9. Change in control. In the event of a “change in control” (as defined below) or a merger
of the Company, each outstanding stock option may be assumed or an equivalent stock option or right
may be substituted by the successor corporation. In the event that no such substitution or
assumption occurs, the outstanding stock options will automatically vest and become exercisable for
a period of 30 days, after which the stock options will terminate. “Change in Control” means the
consummation of one of the following: (i) the acquisition of fifty percent (50%) or more of the
total voting power represented by the Company’s outstanding voting securities pursuant to a tender
offer validly made under federal or state law(other than by virtual of repurchase by the Company
not involving any related issuances to an acquirer); (ii) a merger, reverse merger, consolidation
or other reorganization of the Company (other than a reincorporation of the Company) (a “Corporate
Transaction”), if after giving effect to a Corporate Transaction, the shareholders of the Company
immediately prior to such Corporate Transaction do not represent a majority in interest of the
holders of the voting securities (on a fully diluted basis) of the surviving or resulting entity
after the Corporate Transaction; (iii) the sale, transfer or other disposition of substantially all
of the assets of the Company; or (iv) the dissolution of the Company pursuant to action validly
taken by the shareholders of the Company in accordance with applicable state law. Notwithstanding
the foregoing, a Change in Control shall not be deemed to occur in the event of (a) a liquidation
of the Company in connection with the shutdown of the Company’s operations, or (b) the acquisition
of newly issued securities of the Company by one or more institutional investors (or affiliates
thereof) in a transaction or series of related transactions that are primarily undertaken by the
Company to obtain financing (and not in connection with any repurchase by the Company or other
purchase of outstanding securities).
10. Conditions to void the options.

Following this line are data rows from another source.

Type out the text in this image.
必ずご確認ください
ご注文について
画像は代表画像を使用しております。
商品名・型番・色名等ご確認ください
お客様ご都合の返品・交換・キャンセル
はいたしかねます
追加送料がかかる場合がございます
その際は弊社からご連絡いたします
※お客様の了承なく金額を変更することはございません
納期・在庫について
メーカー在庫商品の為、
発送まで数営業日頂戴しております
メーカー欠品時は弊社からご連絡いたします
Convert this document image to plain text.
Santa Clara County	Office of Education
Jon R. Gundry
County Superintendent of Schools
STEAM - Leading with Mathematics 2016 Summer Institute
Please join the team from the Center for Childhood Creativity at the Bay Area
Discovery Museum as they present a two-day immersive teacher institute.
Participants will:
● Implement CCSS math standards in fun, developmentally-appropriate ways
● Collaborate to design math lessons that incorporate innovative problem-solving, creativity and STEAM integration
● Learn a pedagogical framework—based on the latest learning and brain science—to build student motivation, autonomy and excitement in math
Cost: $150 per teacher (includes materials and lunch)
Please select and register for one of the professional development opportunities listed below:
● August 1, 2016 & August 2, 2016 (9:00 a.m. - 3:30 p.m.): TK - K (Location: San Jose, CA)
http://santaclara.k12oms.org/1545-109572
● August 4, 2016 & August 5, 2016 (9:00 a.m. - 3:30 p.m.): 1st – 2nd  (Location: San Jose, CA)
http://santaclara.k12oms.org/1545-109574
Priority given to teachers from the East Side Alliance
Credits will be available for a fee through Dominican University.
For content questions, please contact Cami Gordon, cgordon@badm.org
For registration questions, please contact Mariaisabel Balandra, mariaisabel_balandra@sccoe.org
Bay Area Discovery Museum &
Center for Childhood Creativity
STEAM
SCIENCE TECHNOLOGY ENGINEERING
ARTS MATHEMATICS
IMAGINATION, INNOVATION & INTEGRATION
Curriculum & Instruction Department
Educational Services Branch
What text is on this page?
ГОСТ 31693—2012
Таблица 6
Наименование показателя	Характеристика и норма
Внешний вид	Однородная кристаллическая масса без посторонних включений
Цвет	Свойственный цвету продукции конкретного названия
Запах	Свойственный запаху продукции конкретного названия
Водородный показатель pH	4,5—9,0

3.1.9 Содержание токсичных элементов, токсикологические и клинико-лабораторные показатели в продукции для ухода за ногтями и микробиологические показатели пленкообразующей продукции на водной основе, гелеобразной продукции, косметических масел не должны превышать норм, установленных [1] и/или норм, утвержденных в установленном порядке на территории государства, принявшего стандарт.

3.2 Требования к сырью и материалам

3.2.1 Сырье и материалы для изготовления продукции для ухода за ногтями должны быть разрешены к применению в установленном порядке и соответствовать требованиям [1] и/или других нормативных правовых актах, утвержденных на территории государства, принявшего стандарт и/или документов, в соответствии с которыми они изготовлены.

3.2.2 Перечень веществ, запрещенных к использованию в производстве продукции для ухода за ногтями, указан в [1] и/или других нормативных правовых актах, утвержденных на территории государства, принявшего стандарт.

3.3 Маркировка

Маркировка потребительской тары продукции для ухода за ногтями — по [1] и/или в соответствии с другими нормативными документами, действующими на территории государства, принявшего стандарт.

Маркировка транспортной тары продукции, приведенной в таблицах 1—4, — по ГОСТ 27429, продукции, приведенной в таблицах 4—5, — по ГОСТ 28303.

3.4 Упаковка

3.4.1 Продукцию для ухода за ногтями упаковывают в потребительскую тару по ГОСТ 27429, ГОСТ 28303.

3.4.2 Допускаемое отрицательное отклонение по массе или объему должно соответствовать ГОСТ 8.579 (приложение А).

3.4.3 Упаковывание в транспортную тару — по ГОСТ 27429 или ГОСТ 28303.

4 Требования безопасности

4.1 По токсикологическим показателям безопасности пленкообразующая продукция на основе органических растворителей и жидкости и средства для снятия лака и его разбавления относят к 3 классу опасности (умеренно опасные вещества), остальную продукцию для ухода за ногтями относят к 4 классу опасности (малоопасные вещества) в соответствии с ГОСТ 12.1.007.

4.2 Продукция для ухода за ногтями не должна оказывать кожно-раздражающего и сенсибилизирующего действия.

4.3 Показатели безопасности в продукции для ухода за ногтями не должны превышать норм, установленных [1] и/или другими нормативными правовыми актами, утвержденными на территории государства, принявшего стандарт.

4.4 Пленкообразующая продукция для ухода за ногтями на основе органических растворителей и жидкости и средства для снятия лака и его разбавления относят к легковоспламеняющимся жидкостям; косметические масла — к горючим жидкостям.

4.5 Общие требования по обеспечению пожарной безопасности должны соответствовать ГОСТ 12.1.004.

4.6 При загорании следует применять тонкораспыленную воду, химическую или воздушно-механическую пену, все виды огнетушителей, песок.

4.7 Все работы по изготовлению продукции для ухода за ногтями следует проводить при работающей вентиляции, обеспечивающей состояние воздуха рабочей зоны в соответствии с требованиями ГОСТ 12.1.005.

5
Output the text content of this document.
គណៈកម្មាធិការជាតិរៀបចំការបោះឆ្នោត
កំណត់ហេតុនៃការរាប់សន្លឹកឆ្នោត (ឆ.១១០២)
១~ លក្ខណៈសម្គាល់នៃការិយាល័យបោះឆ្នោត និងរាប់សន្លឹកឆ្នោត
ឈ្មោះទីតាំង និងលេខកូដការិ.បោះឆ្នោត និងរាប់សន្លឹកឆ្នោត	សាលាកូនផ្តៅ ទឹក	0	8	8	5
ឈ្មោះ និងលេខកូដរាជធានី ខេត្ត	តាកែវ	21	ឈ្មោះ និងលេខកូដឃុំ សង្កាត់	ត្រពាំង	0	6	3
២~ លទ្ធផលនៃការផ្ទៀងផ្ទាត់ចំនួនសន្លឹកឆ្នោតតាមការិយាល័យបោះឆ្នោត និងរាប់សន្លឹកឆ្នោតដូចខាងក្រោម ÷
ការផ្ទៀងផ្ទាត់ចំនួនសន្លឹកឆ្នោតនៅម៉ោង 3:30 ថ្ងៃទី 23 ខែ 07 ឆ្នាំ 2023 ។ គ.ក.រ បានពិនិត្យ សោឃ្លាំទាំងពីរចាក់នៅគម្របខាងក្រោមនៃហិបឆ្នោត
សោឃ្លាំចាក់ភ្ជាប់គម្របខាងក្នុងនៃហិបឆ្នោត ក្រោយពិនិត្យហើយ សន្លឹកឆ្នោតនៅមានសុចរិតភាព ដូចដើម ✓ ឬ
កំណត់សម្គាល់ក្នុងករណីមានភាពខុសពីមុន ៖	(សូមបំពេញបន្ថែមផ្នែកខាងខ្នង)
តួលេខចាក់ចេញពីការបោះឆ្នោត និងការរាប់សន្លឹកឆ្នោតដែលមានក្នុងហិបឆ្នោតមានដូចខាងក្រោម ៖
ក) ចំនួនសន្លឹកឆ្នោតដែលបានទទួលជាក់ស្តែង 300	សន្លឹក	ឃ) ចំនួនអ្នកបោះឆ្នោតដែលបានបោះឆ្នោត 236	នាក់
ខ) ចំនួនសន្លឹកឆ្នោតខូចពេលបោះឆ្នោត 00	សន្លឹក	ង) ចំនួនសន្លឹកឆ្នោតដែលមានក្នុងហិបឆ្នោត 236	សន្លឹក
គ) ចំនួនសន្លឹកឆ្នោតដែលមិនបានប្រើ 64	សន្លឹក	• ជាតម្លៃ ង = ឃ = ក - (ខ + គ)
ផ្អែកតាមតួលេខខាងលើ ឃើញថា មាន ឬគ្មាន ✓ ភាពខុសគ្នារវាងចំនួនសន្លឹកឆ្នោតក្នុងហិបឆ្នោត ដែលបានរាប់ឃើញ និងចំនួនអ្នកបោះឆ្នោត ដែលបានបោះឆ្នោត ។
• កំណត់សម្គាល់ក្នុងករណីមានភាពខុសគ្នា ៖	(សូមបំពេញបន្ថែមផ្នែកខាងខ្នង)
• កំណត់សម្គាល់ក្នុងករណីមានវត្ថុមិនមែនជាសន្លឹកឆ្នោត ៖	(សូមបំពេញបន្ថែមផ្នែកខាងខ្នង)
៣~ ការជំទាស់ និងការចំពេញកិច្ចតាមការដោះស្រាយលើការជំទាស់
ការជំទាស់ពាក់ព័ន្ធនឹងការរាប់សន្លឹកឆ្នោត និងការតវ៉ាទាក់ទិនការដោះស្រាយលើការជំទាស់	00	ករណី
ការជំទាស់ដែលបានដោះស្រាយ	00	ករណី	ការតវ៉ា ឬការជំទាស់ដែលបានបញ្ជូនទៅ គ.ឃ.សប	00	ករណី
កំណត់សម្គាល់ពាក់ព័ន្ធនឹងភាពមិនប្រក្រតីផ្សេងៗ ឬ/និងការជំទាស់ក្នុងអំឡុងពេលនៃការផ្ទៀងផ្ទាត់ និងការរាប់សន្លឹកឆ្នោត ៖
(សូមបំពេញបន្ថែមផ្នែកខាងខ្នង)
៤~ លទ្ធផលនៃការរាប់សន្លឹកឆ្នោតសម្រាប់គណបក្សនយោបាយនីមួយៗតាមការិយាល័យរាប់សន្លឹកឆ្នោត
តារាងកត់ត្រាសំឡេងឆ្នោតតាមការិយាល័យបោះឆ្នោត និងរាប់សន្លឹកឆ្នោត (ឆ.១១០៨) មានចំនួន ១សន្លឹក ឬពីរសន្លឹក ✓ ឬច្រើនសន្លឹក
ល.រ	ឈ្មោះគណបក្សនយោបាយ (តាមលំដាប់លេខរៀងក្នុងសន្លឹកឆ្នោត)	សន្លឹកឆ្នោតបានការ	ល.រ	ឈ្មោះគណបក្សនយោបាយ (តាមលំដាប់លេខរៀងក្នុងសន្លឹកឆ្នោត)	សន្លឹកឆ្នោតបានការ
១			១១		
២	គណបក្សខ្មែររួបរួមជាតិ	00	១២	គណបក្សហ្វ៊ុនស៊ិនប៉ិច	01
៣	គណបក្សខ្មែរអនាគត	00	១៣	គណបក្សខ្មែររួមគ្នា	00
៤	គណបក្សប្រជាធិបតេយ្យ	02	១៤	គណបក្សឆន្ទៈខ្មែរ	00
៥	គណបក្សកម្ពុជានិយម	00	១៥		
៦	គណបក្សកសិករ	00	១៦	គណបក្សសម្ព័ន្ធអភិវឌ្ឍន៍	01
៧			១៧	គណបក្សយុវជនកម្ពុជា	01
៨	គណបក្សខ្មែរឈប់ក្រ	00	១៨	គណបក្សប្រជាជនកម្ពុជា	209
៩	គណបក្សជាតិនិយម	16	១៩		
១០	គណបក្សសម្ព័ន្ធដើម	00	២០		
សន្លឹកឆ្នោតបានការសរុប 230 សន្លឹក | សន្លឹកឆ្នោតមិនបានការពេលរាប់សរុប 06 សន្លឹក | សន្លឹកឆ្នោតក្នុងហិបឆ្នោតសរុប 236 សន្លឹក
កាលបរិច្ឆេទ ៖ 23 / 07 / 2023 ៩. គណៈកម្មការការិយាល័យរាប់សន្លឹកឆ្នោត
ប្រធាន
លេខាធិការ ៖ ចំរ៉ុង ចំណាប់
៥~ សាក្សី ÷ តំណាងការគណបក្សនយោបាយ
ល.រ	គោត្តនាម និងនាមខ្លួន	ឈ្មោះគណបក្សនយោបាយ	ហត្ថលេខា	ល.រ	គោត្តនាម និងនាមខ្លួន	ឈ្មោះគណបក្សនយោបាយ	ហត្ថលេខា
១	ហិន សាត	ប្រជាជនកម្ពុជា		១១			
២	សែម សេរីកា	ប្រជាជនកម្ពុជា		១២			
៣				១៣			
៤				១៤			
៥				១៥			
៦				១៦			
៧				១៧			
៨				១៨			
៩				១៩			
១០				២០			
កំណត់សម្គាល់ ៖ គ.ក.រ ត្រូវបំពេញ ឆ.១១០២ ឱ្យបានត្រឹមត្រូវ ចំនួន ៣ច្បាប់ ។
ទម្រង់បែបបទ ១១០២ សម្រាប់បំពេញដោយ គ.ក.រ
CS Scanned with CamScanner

All of GRANTEE’s options will become void and all
exercised options and any proceed from those exercised options shall be given back to the Company
for the following CAUSES: 1) (i) any act of fraud taken by the GRANTEE in connection with his/her
responsibilities and intended to result in substantial personal enrichment to the GRANTEE; (ii)
conviction of a felony not involving a motor vehicle; (iii) GRANTEE’s willful act which constitutes
gross misconduct and which is materially injurious to the Company; (iv) violation of your
employment agreement with the Company; or (v) your incurable material breach of any element of the
Company’s Employee Patent and Confidential Information Agreement, including without limitation,
your theft or other misappropriation of the Company’s proprietary information; provided that such
breach is not done in a good faith belief of the best interests of the Company; 2) During the term
of the GRANTEE’s employment with the Company and for 24 months thereafter, the GRANTEE accepts or
procures any ownership interest in, employment with, or provide any consulting services to or
otherwise assist, any person, corporation, partnership or other entity which is engaged in real
estate and home furnishing media (including both online and offline) business and other businesses
in competition with the Company; 3) The GRANTEE solicits, induces, encourages or otherwise causes
any other officer or employee of the Company to terminate such officer’s or employee’s employment
with the Company.
11. Trust Arrangement. The options granted to the GRANTEE and subsequently, the common
shares resulted from option exercise will be put into a representative trust or Company which will
act as direct shareholding entity to the Company, together with those of other Grantees.
12. Currency. The prevailing currency of this Stock Related Award Incentive Plan shall be
US$. For the convenience of the Grantee, the prices may be quoted by HK$ or RMB based upon the
exchange rate on award date.
13. Reservation. Before the IPO and the Company’s stocks become publicly tradable, the
Company reserves the rights to change and revert any terms of this Stock Related Award Incentive
Plan.
14. Valid term. The stock related award will be valid for ten years.